Standard Oil and Yukos in the Context of Early Capitalism in the United States and Russia
Demokratizatsiya, Summer 2008 by Volkov, Vadim
Abstract: The author compares two conflicts between large businesses and the state in the United States and Russia. Although almost one hundred years apart, the Standard Oil and Yukos cases are comparable in so far as they erupted in the context of early capitalism in a weak institutional environment. Both conflicts were shaped by the state's increasingly strong authority.

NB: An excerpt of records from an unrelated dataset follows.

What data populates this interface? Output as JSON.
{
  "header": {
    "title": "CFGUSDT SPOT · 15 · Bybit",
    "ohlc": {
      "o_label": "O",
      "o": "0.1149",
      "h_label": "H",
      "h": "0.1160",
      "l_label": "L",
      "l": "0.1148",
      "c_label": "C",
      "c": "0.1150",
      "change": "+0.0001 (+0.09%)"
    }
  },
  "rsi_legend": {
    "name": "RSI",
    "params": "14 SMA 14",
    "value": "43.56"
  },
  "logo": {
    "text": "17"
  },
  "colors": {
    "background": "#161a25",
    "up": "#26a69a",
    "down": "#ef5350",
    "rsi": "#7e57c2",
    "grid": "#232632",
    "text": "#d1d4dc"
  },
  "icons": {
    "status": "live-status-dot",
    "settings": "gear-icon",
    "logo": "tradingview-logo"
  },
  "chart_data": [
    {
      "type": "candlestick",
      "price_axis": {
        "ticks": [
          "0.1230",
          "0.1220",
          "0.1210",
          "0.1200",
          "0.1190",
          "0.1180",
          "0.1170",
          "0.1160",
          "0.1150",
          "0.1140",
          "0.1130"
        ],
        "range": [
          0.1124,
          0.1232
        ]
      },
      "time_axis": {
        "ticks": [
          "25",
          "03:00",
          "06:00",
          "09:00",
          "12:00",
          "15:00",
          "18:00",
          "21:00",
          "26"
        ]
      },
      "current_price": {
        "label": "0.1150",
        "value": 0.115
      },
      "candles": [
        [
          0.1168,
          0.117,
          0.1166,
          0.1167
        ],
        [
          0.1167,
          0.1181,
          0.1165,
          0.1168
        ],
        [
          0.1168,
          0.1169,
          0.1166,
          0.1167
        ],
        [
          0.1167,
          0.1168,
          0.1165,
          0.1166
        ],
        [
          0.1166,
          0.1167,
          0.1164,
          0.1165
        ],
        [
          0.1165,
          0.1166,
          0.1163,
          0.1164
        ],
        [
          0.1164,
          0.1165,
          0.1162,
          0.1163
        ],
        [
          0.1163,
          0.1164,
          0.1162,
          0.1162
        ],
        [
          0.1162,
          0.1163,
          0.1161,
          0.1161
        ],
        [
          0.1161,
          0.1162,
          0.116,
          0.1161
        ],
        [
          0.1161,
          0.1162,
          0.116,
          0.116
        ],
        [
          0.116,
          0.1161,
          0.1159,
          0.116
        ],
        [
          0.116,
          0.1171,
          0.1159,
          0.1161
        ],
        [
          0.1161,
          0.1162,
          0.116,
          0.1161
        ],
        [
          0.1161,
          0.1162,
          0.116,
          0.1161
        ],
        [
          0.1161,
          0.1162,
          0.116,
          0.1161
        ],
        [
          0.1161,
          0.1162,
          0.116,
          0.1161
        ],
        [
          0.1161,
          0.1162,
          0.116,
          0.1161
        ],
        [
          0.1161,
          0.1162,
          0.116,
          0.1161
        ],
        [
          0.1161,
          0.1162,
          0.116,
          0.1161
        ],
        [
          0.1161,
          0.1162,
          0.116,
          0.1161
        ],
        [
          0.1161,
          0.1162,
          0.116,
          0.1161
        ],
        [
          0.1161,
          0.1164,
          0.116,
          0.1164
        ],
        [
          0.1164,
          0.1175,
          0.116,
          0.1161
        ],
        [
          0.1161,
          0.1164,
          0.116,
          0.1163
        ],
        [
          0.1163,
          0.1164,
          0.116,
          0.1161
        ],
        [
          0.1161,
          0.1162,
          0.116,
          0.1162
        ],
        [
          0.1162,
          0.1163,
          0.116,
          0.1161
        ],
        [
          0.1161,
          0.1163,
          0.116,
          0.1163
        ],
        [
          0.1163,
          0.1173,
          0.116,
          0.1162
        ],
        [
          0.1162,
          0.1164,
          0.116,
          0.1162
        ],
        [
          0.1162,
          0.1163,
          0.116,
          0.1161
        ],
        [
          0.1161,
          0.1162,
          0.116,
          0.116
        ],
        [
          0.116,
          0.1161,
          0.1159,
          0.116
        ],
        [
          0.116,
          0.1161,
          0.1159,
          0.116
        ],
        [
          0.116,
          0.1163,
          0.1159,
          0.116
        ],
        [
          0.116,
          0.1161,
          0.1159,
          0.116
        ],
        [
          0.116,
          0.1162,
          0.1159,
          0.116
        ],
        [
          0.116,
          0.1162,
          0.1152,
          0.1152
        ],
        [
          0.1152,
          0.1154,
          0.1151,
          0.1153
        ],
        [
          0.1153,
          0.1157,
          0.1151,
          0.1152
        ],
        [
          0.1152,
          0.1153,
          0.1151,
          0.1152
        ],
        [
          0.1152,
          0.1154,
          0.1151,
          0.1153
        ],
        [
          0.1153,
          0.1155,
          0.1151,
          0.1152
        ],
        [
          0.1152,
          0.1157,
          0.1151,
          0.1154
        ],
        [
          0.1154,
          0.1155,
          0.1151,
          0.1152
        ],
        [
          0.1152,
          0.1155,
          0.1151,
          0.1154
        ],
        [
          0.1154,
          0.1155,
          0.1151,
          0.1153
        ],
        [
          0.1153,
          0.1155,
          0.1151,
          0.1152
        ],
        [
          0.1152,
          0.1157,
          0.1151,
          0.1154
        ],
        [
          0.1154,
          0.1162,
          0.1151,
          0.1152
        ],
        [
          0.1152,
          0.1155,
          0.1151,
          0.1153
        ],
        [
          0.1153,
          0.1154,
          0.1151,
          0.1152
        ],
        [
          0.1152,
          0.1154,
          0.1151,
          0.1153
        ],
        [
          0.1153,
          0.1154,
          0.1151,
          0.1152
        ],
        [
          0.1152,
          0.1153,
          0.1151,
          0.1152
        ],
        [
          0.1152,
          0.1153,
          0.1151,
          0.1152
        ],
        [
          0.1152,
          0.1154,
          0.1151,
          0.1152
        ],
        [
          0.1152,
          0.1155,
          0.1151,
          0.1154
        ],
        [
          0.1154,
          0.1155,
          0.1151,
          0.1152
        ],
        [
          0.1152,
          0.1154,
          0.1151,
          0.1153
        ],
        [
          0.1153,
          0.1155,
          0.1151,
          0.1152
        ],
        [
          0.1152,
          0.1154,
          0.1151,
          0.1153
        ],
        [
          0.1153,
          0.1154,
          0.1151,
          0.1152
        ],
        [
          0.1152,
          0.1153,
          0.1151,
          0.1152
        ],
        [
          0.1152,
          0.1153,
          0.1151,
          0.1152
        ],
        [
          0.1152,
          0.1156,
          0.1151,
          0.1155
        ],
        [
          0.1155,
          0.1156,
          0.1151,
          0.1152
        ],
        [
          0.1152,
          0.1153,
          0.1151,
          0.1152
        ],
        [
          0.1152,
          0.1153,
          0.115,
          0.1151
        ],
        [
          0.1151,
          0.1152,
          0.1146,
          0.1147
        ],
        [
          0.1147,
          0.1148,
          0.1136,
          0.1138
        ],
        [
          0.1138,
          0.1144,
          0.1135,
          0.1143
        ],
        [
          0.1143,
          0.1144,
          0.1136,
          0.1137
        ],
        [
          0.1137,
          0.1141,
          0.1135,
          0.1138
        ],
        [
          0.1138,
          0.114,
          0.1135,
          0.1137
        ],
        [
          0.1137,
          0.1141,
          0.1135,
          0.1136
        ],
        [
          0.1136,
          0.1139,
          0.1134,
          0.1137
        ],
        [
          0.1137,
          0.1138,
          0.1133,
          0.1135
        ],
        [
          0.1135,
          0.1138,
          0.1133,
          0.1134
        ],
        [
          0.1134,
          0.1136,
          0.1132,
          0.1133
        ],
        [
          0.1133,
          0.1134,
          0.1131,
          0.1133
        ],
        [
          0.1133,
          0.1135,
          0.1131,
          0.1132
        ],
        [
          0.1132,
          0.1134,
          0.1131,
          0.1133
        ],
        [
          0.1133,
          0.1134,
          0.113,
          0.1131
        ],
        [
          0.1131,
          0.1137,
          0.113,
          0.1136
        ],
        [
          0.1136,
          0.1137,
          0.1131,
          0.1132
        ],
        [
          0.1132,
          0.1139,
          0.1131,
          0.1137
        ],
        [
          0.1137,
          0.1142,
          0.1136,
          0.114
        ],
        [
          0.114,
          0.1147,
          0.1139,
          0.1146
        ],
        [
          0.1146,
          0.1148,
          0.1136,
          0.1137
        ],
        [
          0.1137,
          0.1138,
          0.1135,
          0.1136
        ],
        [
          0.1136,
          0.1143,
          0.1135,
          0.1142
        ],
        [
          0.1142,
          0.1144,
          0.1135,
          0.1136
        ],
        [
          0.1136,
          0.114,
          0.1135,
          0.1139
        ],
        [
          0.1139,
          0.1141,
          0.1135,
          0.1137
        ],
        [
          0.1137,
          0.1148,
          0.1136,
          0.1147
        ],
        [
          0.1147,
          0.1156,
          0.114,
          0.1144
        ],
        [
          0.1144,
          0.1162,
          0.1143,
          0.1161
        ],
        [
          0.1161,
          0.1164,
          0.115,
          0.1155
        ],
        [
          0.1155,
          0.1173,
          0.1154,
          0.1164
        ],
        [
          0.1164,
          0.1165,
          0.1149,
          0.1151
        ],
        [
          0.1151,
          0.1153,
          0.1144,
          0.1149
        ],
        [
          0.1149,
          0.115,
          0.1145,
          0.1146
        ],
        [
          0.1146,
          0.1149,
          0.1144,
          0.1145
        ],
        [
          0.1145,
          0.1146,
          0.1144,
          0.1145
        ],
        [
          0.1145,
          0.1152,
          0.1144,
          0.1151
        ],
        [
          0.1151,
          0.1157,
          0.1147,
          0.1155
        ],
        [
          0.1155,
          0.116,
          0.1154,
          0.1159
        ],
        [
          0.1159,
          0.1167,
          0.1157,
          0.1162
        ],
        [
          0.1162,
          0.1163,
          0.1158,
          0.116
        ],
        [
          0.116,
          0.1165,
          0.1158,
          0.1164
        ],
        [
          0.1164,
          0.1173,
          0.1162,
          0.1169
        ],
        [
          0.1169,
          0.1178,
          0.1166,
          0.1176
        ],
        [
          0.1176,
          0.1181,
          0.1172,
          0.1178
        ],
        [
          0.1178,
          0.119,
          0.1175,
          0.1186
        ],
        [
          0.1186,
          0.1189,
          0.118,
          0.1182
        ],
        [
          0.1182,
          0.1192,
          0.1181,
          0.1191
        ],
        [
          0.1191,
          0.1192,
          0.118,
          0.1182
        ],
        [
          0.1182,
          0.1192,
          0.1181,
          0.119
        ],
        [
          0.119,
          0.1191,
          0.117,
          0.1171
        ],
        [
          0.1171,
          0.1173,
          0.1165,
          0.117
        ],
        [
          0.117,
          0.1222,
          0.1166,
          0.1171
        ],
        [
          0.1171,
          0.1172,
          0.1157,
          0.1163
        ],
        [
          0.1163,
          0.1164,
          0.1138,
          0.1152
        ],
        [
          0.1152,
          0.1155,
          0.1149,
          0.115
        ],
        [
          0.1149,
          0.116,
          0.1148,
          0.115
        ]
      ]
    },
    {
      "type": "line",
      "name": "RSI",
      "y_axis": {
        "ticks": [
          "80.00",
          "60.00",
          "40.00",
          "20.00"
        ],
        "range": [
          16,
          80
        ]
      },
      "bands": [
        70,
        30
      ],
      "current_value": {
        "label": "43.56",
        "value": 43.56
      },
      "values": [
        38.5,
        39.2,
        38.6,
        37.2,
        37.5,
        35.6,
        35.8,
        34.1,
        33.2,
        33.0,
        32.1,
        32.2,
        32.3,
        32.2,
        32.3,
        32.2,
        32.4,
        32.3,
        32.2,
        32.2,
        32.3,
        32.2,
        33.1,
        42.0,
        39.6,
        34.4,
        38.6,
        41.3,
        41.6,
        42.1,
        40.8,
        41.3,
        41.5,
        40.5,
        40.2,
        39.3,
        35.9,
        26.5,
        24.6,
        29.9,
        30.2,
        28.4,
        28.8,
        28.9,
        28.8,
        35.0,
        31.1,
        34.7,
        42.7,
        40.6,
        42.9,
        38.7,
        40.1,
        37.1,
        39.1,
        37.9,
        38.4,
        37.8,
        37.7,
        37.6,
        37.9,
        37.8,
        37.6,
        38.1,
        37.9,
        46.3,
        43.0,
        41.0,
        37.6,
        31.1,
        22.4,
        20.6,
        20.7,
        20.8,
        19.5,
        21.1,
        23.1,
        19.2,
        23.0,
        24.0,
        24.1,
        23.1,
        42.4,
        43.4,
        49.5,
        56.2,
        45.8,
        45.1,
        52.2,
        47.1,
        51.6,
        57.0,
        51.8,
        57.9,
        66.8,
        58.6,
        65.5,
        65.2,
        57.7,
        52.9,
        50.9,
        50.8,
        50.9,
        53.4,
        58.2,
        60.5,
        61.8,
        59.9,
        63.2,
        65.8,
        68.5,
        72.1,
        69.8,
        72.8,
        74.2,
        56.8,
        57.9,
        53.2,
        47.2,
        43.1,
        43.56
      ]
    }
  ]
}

Keywords: early capitalism, large business, Standard Oil, the state, Yukos
In January 1906, Missouri State Attorney General Herbert S. Hadley began court hearings to prove that the Standard Oil Company of Indiana, the Waters-Pierce Oil Company, and the Republic Oil Company were parts of a single monopolistic conspiracy. He issued one of his thirty-four subpoenas to John D. Rockefeller, the most powerful business tycoon in the United States and the founder of Standard Oil. Rockefeller ignored the subpoena, leaving the agitated press to speculate about his whereabouts. In June, David Watson, the Attorney General of Ohio, announced his resolve to prosecute Standard Oil for violating the state's antitrust law. In November, U.S. Attorney General Charles J. Bonaparte began prosecution of Standard Oil of New Jersey under the Sherman Antitrust Act. In the same month, the Circuit Court of Missouri opened a lawsuit against Rockefeller and his closest associates to dissolve Standard Oil of New Jersey, the holding company controlling more than sixty other companies. Thus began a massive attack against America's largest oil company and its owners. From November 18 to 20, 1908, Rockefeller gave three days of court testimony. In November 1909, the first court announced its decision to dissolve Standard Oil of New Jersey, which Standard Oil immediately appealed to the U.S. Supreme Court. On May 15, 1911, Chief Justice Edward Douglas White announced the final verdict: the Court required Standard Oil to divest itself of all its subsidiaries within six months. It took the federal government, first under President Theodore Roosevelt, and then under President William Howard Taft, more than five years to disassemble what was then the world's biggest oil company.1
On July 2, 2003, Russian law-enforcement authorities arrested billionaire Platon Lebedev, chairman of the Board of Directors of Menatep, the oil giant Yukos's financial center. The General Procuracy charged Lebedev with financial fraud dating back to the 1993-94 privatization of the phosphate-producing plant Apatit, and with tax evasion by Menatep subsidiaries in Tomsk Oblast. On October 25, Mikhail Khodorkovsky, the head of Yukos and one of Russia's leading tycoons, was arrested and charged with fraud, tax evasion, and theft. In October 2003, the General Procuracy froze 44 percent of Yukos stock (a major part of it belonging to Khodorkovsky and his closest associates). During 2004, Russia's Federal Taxation Ministry filed $27.5 billion in tax claims against Yukos for unpaid taxes and fines. On December 19, to meet the claim on Yukos's main assets, the oil mining company Yuganskneftegaz was auctioned and purchased for $9.35 billion by an unknown company that was later bought by the state oil company Rosneft for less than $30,000. It took the Russian federal authorities one and a half years to assert state control over Yuganskneftegaz, a company that produced 62 percent of all Yukos's oil. Khodorkovsky and Lebedev were sentenced to eight years in prison.2
Formally, in both cases, the state attacked the country's largest oil company. The two cases have similar sets of principal players and similar conflicts between the wealthiest and the most powerful; or, more accurately, the conflicts themselves determined who would ultimately become the most powerful (and perhaps also the most wealthy). The events previously outlined are separated by some one hundred years and took place in different countries with dissimilar histories and cultures. Are they comparable? If so, what should be compared? The analogies applicable to the two cases, I argue, derive from the similar political and economic conditions in which they emerged. The comparison highlights structural conditions and historical situations that produced the cases against Standard Oil and Yukos. I refer to these conditions as "early capitalism," a somewhat more neutral substitute for normatively charged terms, such as "wild capitalism" or "primitive capitalist accumulation."3
The comparison is intended to highlight a sociohistorical condition in which individual actors are stronger than institutions. In such a condition, institutions do not have sufficient authority to significantly constrain the actors' pursuit of their private goals or to limit the choice of means to reach these goals. Actors are able to use institutions instrumentally, to create or bend them-and thus adapt them-to serve their own interests. These interests and goals are essentially the accumulation of wealth and power. What is extraordinary about early capitalism is the speed with which actors gain wealth and power and the resulting inequalities.